ADX-listed Sharjah Islamic Bank (SIB) is heading back to shareholders for fresh capital, with a planned AED 2.59 bn rights issue that will lift its issued share capital by 33.3% to just over AED 4.3 bn, according to a bourse filing (pdf). Proceeds will be used to strengthen capital buffers and support its asset growth as regulatory requirements evolve. Sharjah’s government — SIB’s anchor shareholder — committed to fully subscribe to its entitlement, anchoring the offering.

IN CONTEXT- The move comes as SIB — alongside Abu Dhabi Islamic Bank and Dubai Islamic Bank — was flagged by Bloomberg Intelligence as having a tighter capital cushion than top-tier peers amid rising regional risks.

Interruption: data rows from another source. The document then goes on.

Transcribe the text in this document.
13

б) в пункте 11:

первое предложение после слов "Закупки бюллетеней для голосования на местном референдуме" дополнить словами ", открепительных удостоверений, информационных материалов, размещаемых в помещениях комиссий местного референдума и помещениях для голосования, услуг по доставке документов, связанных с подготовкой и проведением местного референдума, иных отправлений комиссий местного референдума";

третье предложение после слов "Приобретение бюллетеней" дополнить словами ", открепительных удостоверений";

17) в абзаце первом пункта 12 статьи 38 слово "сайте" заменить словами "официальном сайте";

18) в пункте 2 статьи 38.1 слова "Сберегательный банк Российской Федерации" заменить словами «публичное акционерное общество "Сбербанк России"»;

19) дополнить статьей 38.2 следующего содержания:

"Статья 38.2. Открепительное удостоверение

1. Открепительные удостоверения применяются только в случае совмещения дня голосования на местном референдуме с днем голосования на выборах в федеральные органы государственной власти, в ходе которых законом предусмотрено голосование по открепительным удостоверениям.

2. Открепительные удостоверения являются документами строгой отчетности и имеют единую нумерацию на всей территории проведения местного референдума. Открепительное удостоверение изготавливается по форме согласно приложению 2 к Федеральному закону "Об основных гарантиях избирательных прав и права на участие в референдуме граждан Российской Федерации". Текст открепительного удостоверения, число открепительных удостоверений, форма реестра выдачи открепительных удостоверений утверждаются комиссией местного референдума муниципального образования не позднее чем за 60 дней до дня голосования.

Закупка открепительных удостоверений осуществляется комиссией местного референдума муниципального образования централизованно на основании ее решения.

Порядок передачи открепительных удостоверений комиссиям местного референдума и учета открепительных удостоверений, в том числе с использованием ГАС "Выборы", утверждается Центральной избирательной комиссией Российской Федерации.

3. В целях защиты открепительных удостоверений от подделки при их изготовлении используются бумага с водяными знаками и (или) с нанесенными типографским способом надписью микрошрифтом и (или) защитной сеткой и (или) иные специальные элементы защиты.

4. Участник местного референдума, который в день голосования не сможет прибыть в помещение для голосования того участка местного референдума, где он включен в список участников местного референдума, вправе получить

The Central Bank of the UAE has already temporarily relieved banks from their buffers, with its recently rolled out resilience package allowing lenders to tap into some of their mandatory reserves and access new term facilities, which has boosted investor confidence in the banking sector.

Terms of the trade: The lender will issue roughly 1.08 bn new shares at AED 2.40 apiece, a 37% reduction to its mid-February trading value. Existing shareholders will receive one right for every three shares held, with the subscription window running from 27 April through 8 May.

New investors have two entry points — buy SIB shares before 17 April to qualify for rights automatically or purchase tradable rights on the ADX between 20 April and 1 May, which can then be exercised during the 27 April-8 May subscription window.

ADVISORS- Emirates NBD Capital is quarterbacking the transaction as lead manager and bookrunner, while Emirates NBD Bank is the lead receiving bank alongside Sharjah Islamic Bank, among others, and KPMG LG is acting as auditor.